Spahn and Sain, Sabermetric Style
I just received my copy of The Book, Playing the Percentages in Baseball, written by Tom Tango, Mitchel Lichtman and Andrew Dolphin, and so far it is really good. I'll try to have a review up sometime, but there's one idea in it that I think would work for the Nats.
They point out that a lineup without a pitcher batting scores about 5.25 runs per game. A lineup with the pitcher batting 65% of the time scores 4.83 runs per game. That 0.42 difference adds up to 68 runs per season, or about 6-7 wins. So, if you can avoid your pitcher hitting, you can get 6-7 cheap wins. How do you do that? Pinch-hit for the pitcher every time. They point out that quality starters earn you more than 0.42 runs per game, so you don't want to pull them for a pinch hitter in the second inning. But less than quality starters (which we have plenty) don't earn that much, so pulling them early would be beneficial. Here's how it would work:
Game 1: Livan
Game 2: Patterson
Game 3: Astacio, Armas, Rodriguez
Game 4: Ortiz
Game 5: Armas, Astacio, Rodriguez
You would pull the pinch hit move only in games 3 and 5. Given our weak rotation, we might even think about this for game 4, too, by using another reliever like Eischen instead of Rodriguez, something like:
Game 3: Astacio, Armas, Rodriguez
Game 4: Armas, Ortiz, Eischen
Game 5: Ortiz, Astacio, Rodriguez
This strategy costs some flexibility in using your third-best reliever (Rodriguez) and you lose 2 pinch-hitters, but the authors (and I) think it is worth it. The authors point out that 0.42 runs per game is like adding a Barry Bonds or Alex Rodriguez to your lineup. I suspect that our weak lineup and bench means we are not going to get that much increase, so maybe for us this is worth only about 4-5 wins rather than 6-7 over a season.
This would never happen in reality, of course.

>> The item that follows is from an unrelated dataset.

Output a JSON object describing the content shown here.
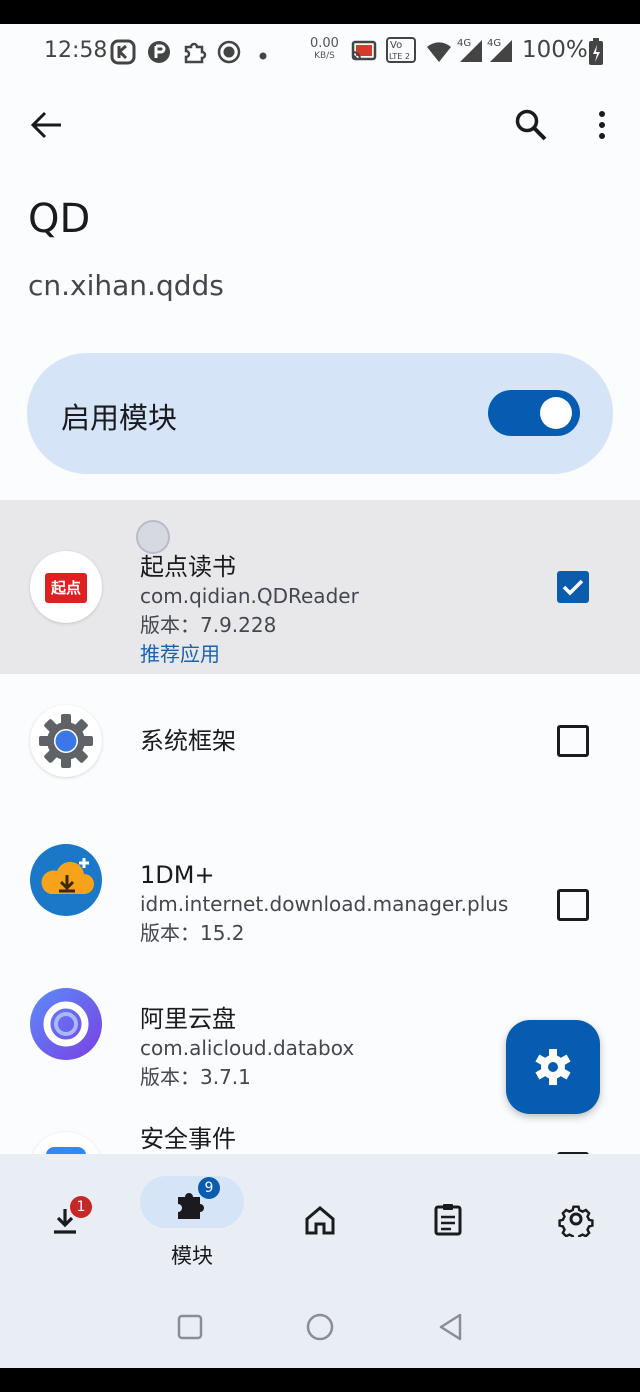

I can just picture trying to explain this to Frank Robinson -- he'd probably get so frustrated he'd punch me in the throat. But if I ran the Nats I'd try it, because we need help with the back end of our rotation and our offense. We don't have anything to lose.
2 Comments:
I agree. Looking back, the time to try this was last September when we really had only a 2-man rotation.
A problem with this is it essentially eliminates the ability of the weaker pitchers to get a Win, which they would be pissed about.